宮崎県庁の鳥肉の生食マニュアルが存在する

生きることは食べること。全国では自分の住んでいる地域では食べないものを食べているので驚くことがあります。フグ(毒魚)やベニテングダケ(毒キノコ)などありますが、これらはご先祖様が飢えとの戦いで、犠牲者を出しながら開発したマニュアルでのみ食べられるものです。

南九州の宮崎県、鹿児島県では、鶏肉を刺身やたたきで食べる習慣があり、スーパーでは魚の刺身よりも売り場が大きい地域があります。これも食文化として伝わる伝統食なのでしょう。今、全国で、この食文化を見よう見まねで調理して食べてしまい、カンピロバクター食中毒事故が激増しています。

2016年のゴールデンウイークのイベントで875人が食中毒患者となりました。なんら鶏の生食についての知識を持たない業者が、見よう見まねで、まるで魚のように寿司をこしらえて大事故を起こしています。

宮崎県では『生食用食鳥肉の衛生対策』というマニュアルを作成して取り扱いの指導をしています。

このマニュアルでは、食肉解体業者、流通業者、飲食店についてこと細かく加工基準を定めています。例を挙げると

器具は30分ごとに洗浄消毒を行い汚れが認められた場合にはその都度、洗浄消毒を行う。器具の消毒は油脂等の汚れを洗剤等で取り除いた後、83度以上の熱湯、次亜塩素酸ナトリウムもしくはアルコール等の薬剤により実施する。
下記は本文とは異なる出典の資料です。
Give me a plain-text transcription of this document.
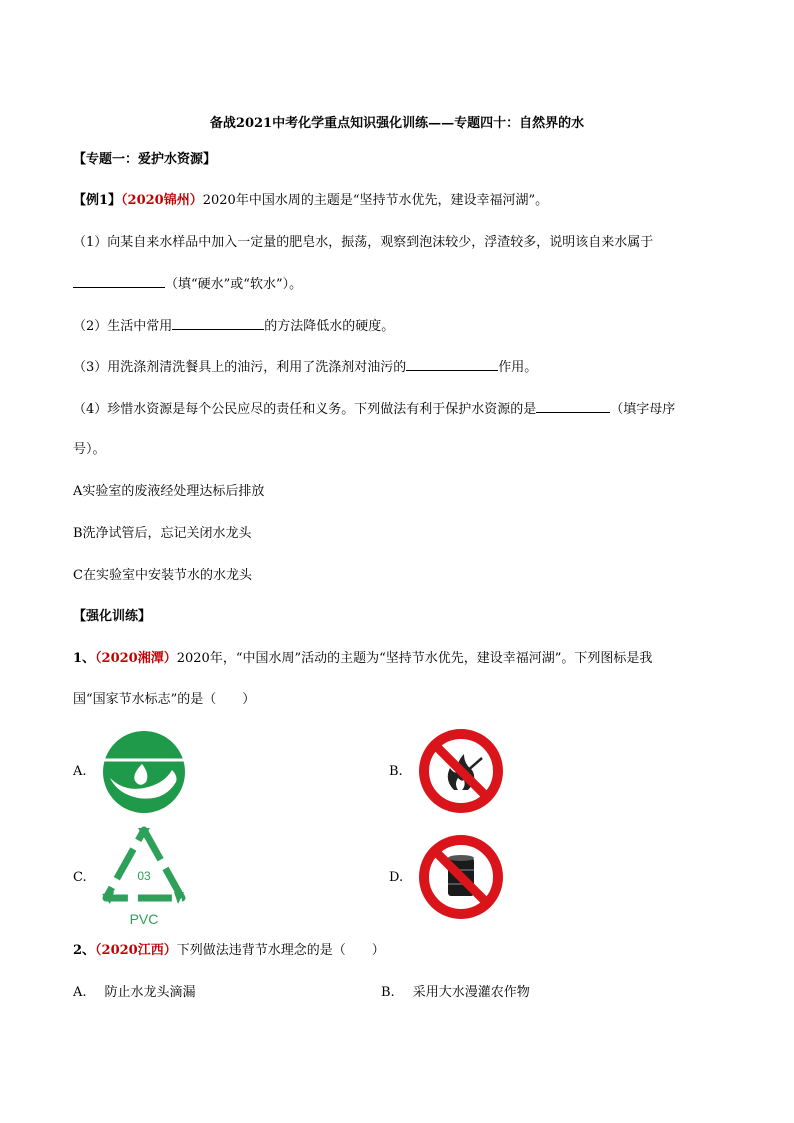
备战2021中考化学重点知识强化训练——专题四十：自然界的水
【专题一：爱护水资源】
【例1】（2020锦州）2020年中国水周的主题是“坚持节水优先，建设幸福河湖”。
（1）向某自来水样品中加入一定量的肥皂水，振荡，观察到泡沫较少，浮渣较多，说明该自来水属于
（填“硬水”或“软水”）。
（2）生活中常用	的方法降低水的硬度。
（3）用洗涤剂清洗餐具上的油污，利用了洗涤剂对油污的	作用。
（4）珍惜水资源是每个公民应尽的责任和义务。下列做法有利于保护水资源的是	（填字母序
号）。
A实验室的废液经处理达标后排放
B洗净试管后，忘记关闭水龙头
C在实验室中安装节水的水龙头
【强化训练】
1、（2020湘潭）2020年，“中国水周”活动的主题为“坚持节水优先，建设幸福河湖”。下列图标是我
国“国家节水标志”的是（　　）
A.	B.
C.	03
PVC
D.
2、（2020江西）下列做法违背节水理念的是（　　）
A. 防止水龙头滴漏	B. 采用大水漫灌农作物
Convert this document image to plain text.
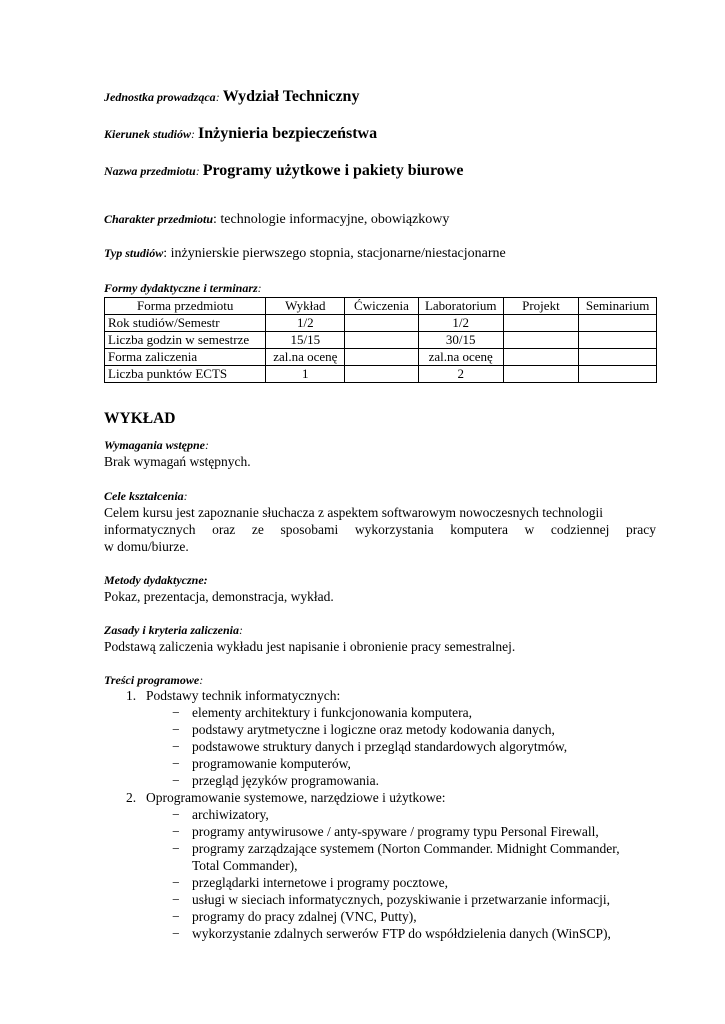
Jednostka prowadząca: Wydział Techniczny
Kierunek studiów: Inżynieria bezpieczeństwa
Nazwa przedmiotu: Programy użytkowe i pakiety biurowe
Charakter przedmiotu: technologie informacyjne, obowiązkowy
Typ studiów: inżynierskie pierwszego stopnia, stacjonarne/niestacjonarne
Formy dydaktyczne i terminarz:
Forma przedmiotu	Wykład	Ćwiczenia	Laboratorium	Projekt	Seminarium
Rok studiów/Semestr	1/2		1/2		
Liczba godzin w semestrze	15/15		30/15		
Forma zaliczenia	zal.na ocenę		zal.na ocenę		
Liczba punktów ECTS	1		2		
WYKŁAD
Wymagania wstępne:
Brak wymagań wstępnych.
Cele kształcenia:
Celem kursu jest zapoznanie słuchacza z aspektem softwarowym nowoczesnych technologii
informatycznych oraz ze sposobami wykorzystania komputera w codziennej pracy
w domu/biurze.
Metody dydaktyczne:
Pokaz, prezentacja, demonstracja, wykład.
Zasady i kryteria zaliczenia:
Podstawą zaliczenia wykładu jest napisanie i obronienie pracy semestralnej.
Treści programowe:
1. Podstawy technik informatycznych:
− elementy architektury i funkcjonowania komputera,
− podstawy arytmetyczne i logiczne oraz metody kodowania danych,
− podstawowe struktury danych i przegląd standardowych algorytmów,
− programowanie komputerów,
− przegląd języków programowania.
2. Oprogramowanie systemowe, narzędziowe i użytkowe:
− archiwizatory,
− programy antywirusowe / anty-spyware / programy typu Personal Firewall,
− programy zarządzające systemem (Norton Commander. Midnight Commander,
Total Commander),
− przeglądarki internetowe i programy pocztowe,
− usługi w sieciach informatycznych, pozyskiwanie i przetwarzanie informacji,
− programy do pracy zdalnej (VNC, Putty),
− wykorzystanie zdalnych serwerów FTP do współdzielenia danych (WinSCP),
逸脱時の処置】十分に洗浄消毒が行われていない器具で処理したものは、生食用に供しない。

○製品の表面温度が10℃以下になるように温度管理を行う。

【逸脱時の処置】10℃以上になった場合は生食用としない。

○生食用メニューは、セットメニューの中にもりこまないこととし、客の求めに応じて提供する。
○生食の提供は、抵抗力の弱い幼児や高齢者には控える。

*作り置きは絶対にしない。10℃以下の温度管理でも菌が死滅するわけはない。爆発的に増殖しないというだけだから。

宮崎県、鹿児島県ではこのマニュアルを厳守されている。解体業者、流通業者、飲食店のそれぞれの段階で、カンピロバクター食中毒を発生させない努力を続けることで、患者を発生させないという結果を生み出しているのです。牛のレバーの様に生食禁止にならないために、関係する皆で努力をしているのです。食文化を守る努力です。

それに引き換え、炎天下でのイベントで、生の食肉を寿司で提供することは、飲食業としての資質が問われる、いや、はっきり申し上げると、重大なる過失をもって食中毒を発生させ、購入者に傷害を与えた業務上過失傷害罪に該当するのではないかと考えます。

宮崎県のマニュアルでは、販売される場合は生食用の食肉であることがわかる表示がされます。購入者はこれを見て自己責任で食することとなります。生食用であることを確認。業者名で判断(過去に食中毒事故に係ったか)。購入者も、それなりの知識(企業情報や風評)を持っていないと、この情報の意味を理解できないので、県外者は購入しないほうが賢明でしょう。